Alexander, who is retiring at the end of this term and has a history of working with Democrats on major issues, has been zeroed in on along with GOP Sens. Mitt Romney, Susan Collins and Lisa Murkowski as the top targets for Democrats hoping to have witness testimony and documentary evidence at the Senate trial. Four Republicans will need to vote alongside all Democrats in order for new witness testimony to be admitted.

While the latter three have all expressed, with varying intensity, an interest in having additional testimony in the trial, particularly after the reported revelations in former national security adviser John Bolton's upcoming book, Alexander has not given a strong hint as to his position, saying he won't make a determination until opening arguments and senators' questions are complete, which could be Tuesday.

"After we've heard all the arguments, after we heard the questions and the answers to the questions and we've studied the record then we'll have that vote" about whether to call witnesses, Alexander said Monday. "And at that time, I'll make a decision about whether I think they need additional evidence."

Still, Alexander's potentially huge role in the impeachment trial has garnered plenty of attention.

Richard Clinton, political science professor emeritus at Oregon State and fraternity brother of Alexander's at Vanderbilt, authored an open letter to the senator calling on him to have the "courage" to vote for witnesses.

Mark Braden, who served as Alexander's campaign manager in 2014, told NBC News Alexander "is trusted by Tennesseans to do what he believes is right regardless of whoever might be shouting the loudest on Twitter or cable news."

While he has called the House investigation a "circus," Alexander pushed Senate Majority Leader Mitch McConnell, R-Ky., to allow for a vote on witnesses in the resolution on the trial rules. And should he vote in favor of new evidence, that may be enough for more than just four Republicans to do the same.

"If it's Lamar Alexander, widely respected in the caucus, retiring, an institutionalist who's been a part of a lot of negotiations over the years...If he were to break, I think we could get maybe double that," former Sen. Claire McCaskill, D-Mo., an NBC News/MSNBC analyst, said last week of whether Democrats can land four additional votes.

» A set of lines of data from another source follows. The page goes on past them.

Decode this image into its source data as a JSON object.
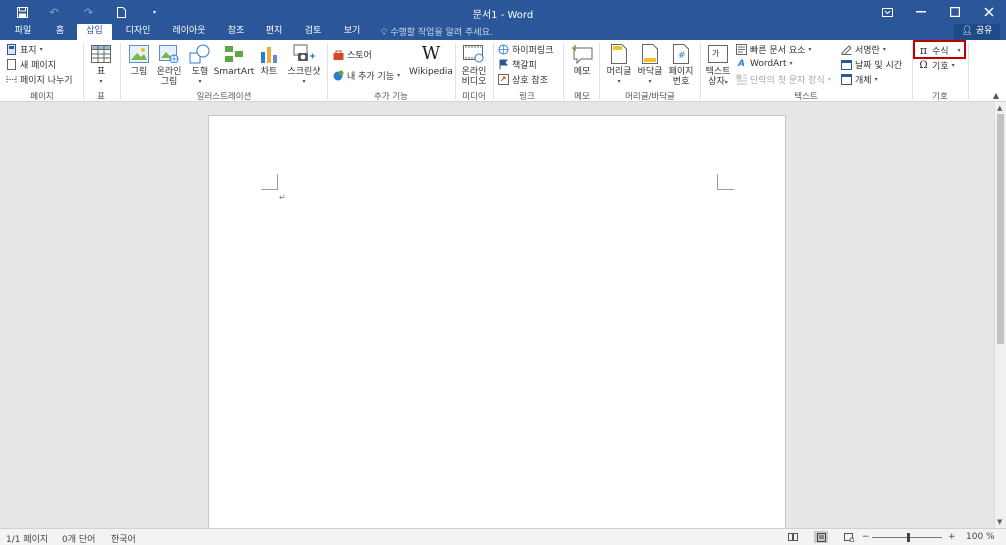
{
  "titlebar": {
    "title": "문서1 - Word",
    "qat": [
      {
        "name": "save-icon",
        "glyph": "💾"
      },
      {
        "name": "undo-icon",
        "glyph": "↶"
      },
      {
        "name": "redo-icon",
        "glyph": "↷"
      },
      {
        "name": "new-document-icon",
        "glyph": "🗋"
      },
      {
        "name": "customize-qat-icon",
        "glyph": "▾"
      }
    ],
    "controls": {
      "ribbon_options": "▭",
      "minimize": "—",
      "maximize": "☐",
      "close": "✕"
    }
  },
  "tabs": [
    {
      "label": "파일"
    },
    {
      "label": "홈"
    },
    {
      "label": "삽입"
    },
    {
      "label": "디자인"
    },
    {
      "label": "레이아웃"
    },
    {
      "label": "참조"
    },
    {
      "label": "편지"
    },
    {
      "label": "검토"
    },
    {
      "label": "보기"
    }
  ],
  "active_tab": "삽입",
  "tell_me": "수행할 작업을 알려 주세요.",
  "share_label": "공유",
  "ribbon": {
    "pages": {
      "label": "페이지",
      "cover": "표지",
      "blank": "새 페이지",
      "break": "페이지 나누기"
    },
    "table": {
      "label": "표",
      "button": "표"
    },
    "illustrations": {
      "label": "일러스트레이션",
      "picture": "그림",
      "online_picture": [
        "온라인",
        "그림"
      ],
      "shapes": "도형",
      "smartart": "SmartArt",
      "chart": "차트",
      "screenshot": "스크린샷"
    },
    "addins": {
      "label": "추가 기능",
      "store": "스토어",
      "my_addins": "내 추가 기능",
      "wikipedia": "Wikipedia"
    },
    "media": {
      "label": "미디어",
      "online_video": [
        "온라인",
        "비디오"
      ]
    },
    "links": {
      "label": "링크",
      "hyperlink": "하이퍼링크",
      "bookmark": "책갈피",
      "cross_ref": "상호 참조"
    },
    "comments": {
      "label": "메모",
      "comment": "메모"
    },
    "header_footer": {
      "label": "머리글/바닥글",
      "header": "머리글",
      "footer": "바닥글",
      "page_number": [
        "페이지",
        "번호"
      ]
    },
    "text": {
      "label": "텍스트",
      "textbox": [
        "텍스트",
        "상자"
      ],
      "quick_parts": "빠른 문서 요소",
      "wordart": "WordArt",
      "dropcap": "단락의 첫 문자 장식",
      "signature": "서명란",
      "datetime": "날짜 및 시간",
      "object": "개체"
    },
    "symbols": {
      "label": "기호",
      "equation": "수식",
      "symbol": "기호"
    }
  },
  "statusbar": {
    "page": "1/1 페이지",
    "words": "0개 단어",
    "language": "한국어",
    "zoom": "100 %",
    "zoom_minus": "−",
    "zoom_plus": "+"
  },
  "colors": {
    "accent": "#2b579a",
    "highlight": "#c00000"
  }
}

In Tennessee, Republicans and Republican-leaning voters were split on whether Alexander should vote to call witnesses.

"Any trial I have either served on a jury at, upon or whatever, both sides call witnesses," Henry Howard told NBC News in Murfreesboro, Tenn.

"If you are on trial, if I was on trial, my attorney would be calling witnesses," he added. "The prosecution would be calling witnesses. This, and impeachment is, according to my definition, a trial."

Teresa Fly felt similarly about witnesses, telling NBC News that "if somebody hit your car and caused an accident, especially with injuries, and there were three people who witnessed that, would you not really want them to be able to say what they saw?"

"How could you have justice and not have people who know things say what they know under oath?" she asked. "And of course, we all know that a lot of people lie. Okay, but not everybody lies, and some people will step up to the mark when it's important and do the right thing."

She added, "If he wants to think about his legacy to the people, I think he really needs to give some special consideration to his vote."

Alexander, 79, is a renowned political figure in the state. He began his political career as a legislative assistant to Baker, was elected twice as governor of Tennessee, served as President George H.W. Bush's education secretary and twice ran for president before serving three terms in the Senate, where he now chairs the Senate Health, Education, Labor and Pensions Committee.

Ingram, the former chief of staff, said Alexander would approach the vote "based solely and exclusively on what he believes is right."

"Worrying about what he’s going to do may be natural for some, but it will not make any difference to him," Ingram added. "He will make his own decision regardless of who is the president, his party, what his colleagues in the Senate may say, regardless of whether he is or is not seeking reelection, or how his legacy may be viewed, and he will have a clear conscience doing it."

Cal Perry reported from Murfreesboro, Tenn., and Allan Smith from N.Y.